District in Oromia Region, Ethiopia

Yaya Gulele is a woreda in Oromia Region, Ethiopia. It was part of former Yaya Gulelena Tulluu Liban which was separated from Liban woreda and Yaya Gulele district. Part of the North Shewa Zone, Yaya Gulele is bordered on the south by Mulona Sululta, on the southwest by the Muger River which separates it from the West Shewa Zone, on the west by Degem, on the north by Gerar Jarso, on the north east by Liban woreda, and on the east by Wuchale. Towns in Yaya Gulele include Fital.

== Demographics ==
The 2007 national census reported a total population for this woreda of 54,992, of whom 28,168 were men and 26,824 were women; 2,607 or 4.74% of its population were urban dwellers. The majority of the inhabitants said they practised Ethiopian Orthodox Christianity, with 98.53% of the population reporting they practised that belief.

Based on figures published by the Central Statistical Agency in 2005, Yaya Gulele has an estimated total population of 113,150, of whom 56,071 are men and 57,079 are women; 11,849 or 10.47% of its population are urban dwellers, which is greater than the Zone average of 9.5%. With an estimated area of 594.85 square kilometers, Yaya Gulelena Debre Liban has an estimated population density of 190.2 people per square kilometre, which is greater than the Zone average of 143.
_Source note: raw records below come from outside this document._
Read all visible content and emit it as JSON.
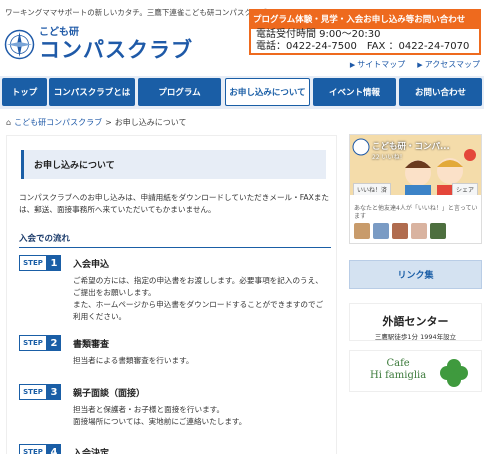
{
  "header": {
    "tagline": "ワーキングママサポートの新しいカタチ。三鷹下連雀こども研コンパスクラブ",
    "logo_small": "こども研",
    "logo_big": "コンパスクラブ",
    "banner": "プログラム体験・見学・入会お申し込み等お問い合わせ",
    "phone_hours": "電話受付時間 9:00～20:30",
    "phone_fax": "電話：0422-24-7500　FAX ：0422-24-7070",
    "sitemap": "サイトマップ",
    "access_map": "アクセスマップ"
  },
  "nav": {
    "items": [
      {
        "label": "トップ"
      },
      {
        "label": "コンパスクラブとは"
      },
      {
        "label": "プログラム"
      },
      {
        "label": "お申し込みについて"
      },
      {
        "label": "イベント情報"
      },
      {
        "label": "お問い合わせ"
      }
    ],
    "active_index": 3
  },
  "breadcrumb": {
    "home": "こども研コンパスクラブ",
    "separator": ">",
    "current": "お申し込みについて"
  },
  "main": {
    "heading": "お申し込みについて",
    "intro": "コンパスクラブへのお申し込みは、申請用紙をダウンロードしていただきメール・FAXまたは、郵送、面接事務所へ来ていただいてもかまいません。",
    "flow_title": "入会での流れ",
    "steps": [
      {
        "label": "STEP",
        "num": "1",
        "title": "入会申込",
        "desc": "ご希望の方には、指定の申込書をお渡しします。必要事項を記入のうえ、ご提出をお願いします。\nまた、ホームページから申込書をダウンロードすることができますのでご利用ください。"
      },
      {
        "label": "STEP",
        "num": "2",
        "title": "書類審査",
        "desc": "担当者による書類審査を行います。"
      },
      {
        "label": "STEP",
        "num": "3",
        "title": "親子面談（面接）",
        "desc": "担当者と保護者・お子様と面接を行います。\n面接場所については、実地前にご連絡いたします。"
      },
      {
        "label": "STEP",
        "num": "4",
        "title": "入会決定",
        "desc": ""
      }
    ]
  },
  "sidebar": {
    "fb_title": "こども研・コンパ...",
    "fb_count": "22 いいね！",
    "fb_like": "いいね！済",
    "fb_share": "シェア",
    "fb_friends": "あなたと他友達4人が「いいね！」と言っています",
    "link_button": "リンク集",
    "gaigo_title": "外語センター",
    "gaigo_sub": "三鷹駅徒歩1分 1994年設立",
    "cafe_line1": "Cafe",
    "cafe_line2": "Hi famiglia"
  },
  "colors": {
    "primary": "#1a5ea6",
    "accent": "#ee6a1e",
    "nav_bg": "#e7edf6"
  }
}
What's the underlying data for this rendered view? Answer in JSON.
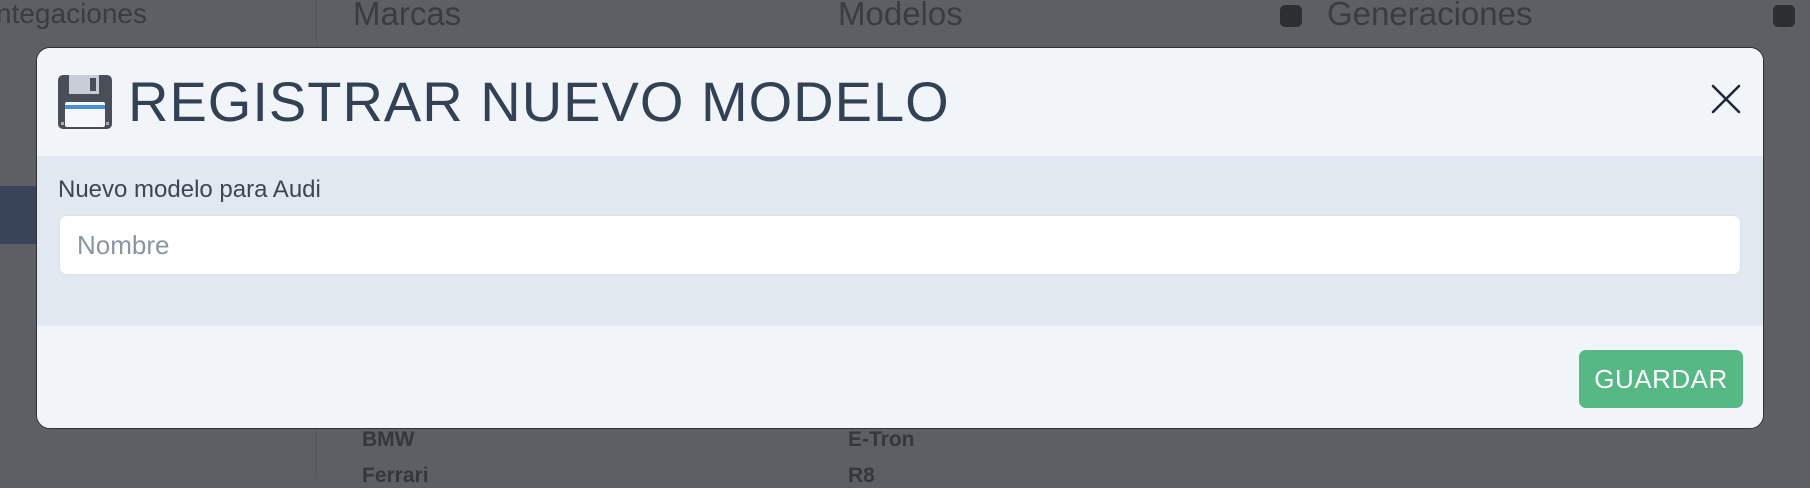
{
  "background": {
    "top_tabs": [
      "Marcas",
      "Modelos",
      "Generaciones"
    ],
    "top_left_label": "ntegaciones",
    "table_rows": [
      {
        "brand": "BMW",
        "model": "E-Tron"
      },
      {
        "brand": "Ferrari",
        "model": "R8"
      }
    ]
  },
  "modal": {
    "icon": "floppy-disk-icon",
    "title": "REGISTRAR NUEVO MODELO",
    "field_label": "Nuevo modelo para Audi",
    "input_value": "",
    "input_placeholder": "Nombre",
    "save_label": "GUARDAR"
  },
  "colors": {
    "accent": "#55b885",
    "modal_bg": "#f1f5f9",
    "body_bg": "#e2e8f0",
    "title": "#334155",
    "overlay": "#5d5f64"
  }
}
The 1994 national census reported a total population for Yaya Gulele of 80,365, of whom 40,692 were men and 39,673 women; 6,627 or 8.25% of its population were urban dwellers at the time. The two largest ethnic groups reported in Yaya Gulele were the Oromo (83.75%), and the Amhara (16.1%); all other ethnic groups made up 0.15% of the population. Oromo was spoken as a first language by 83.39%, while 16.51% spoke Amharic; the remaining 0.1% spoke all other primary languages reported. The majority of the inhabitants professed Ethiopian Orthodox Christianity, with 99.62% of the population reporting they practised that belief.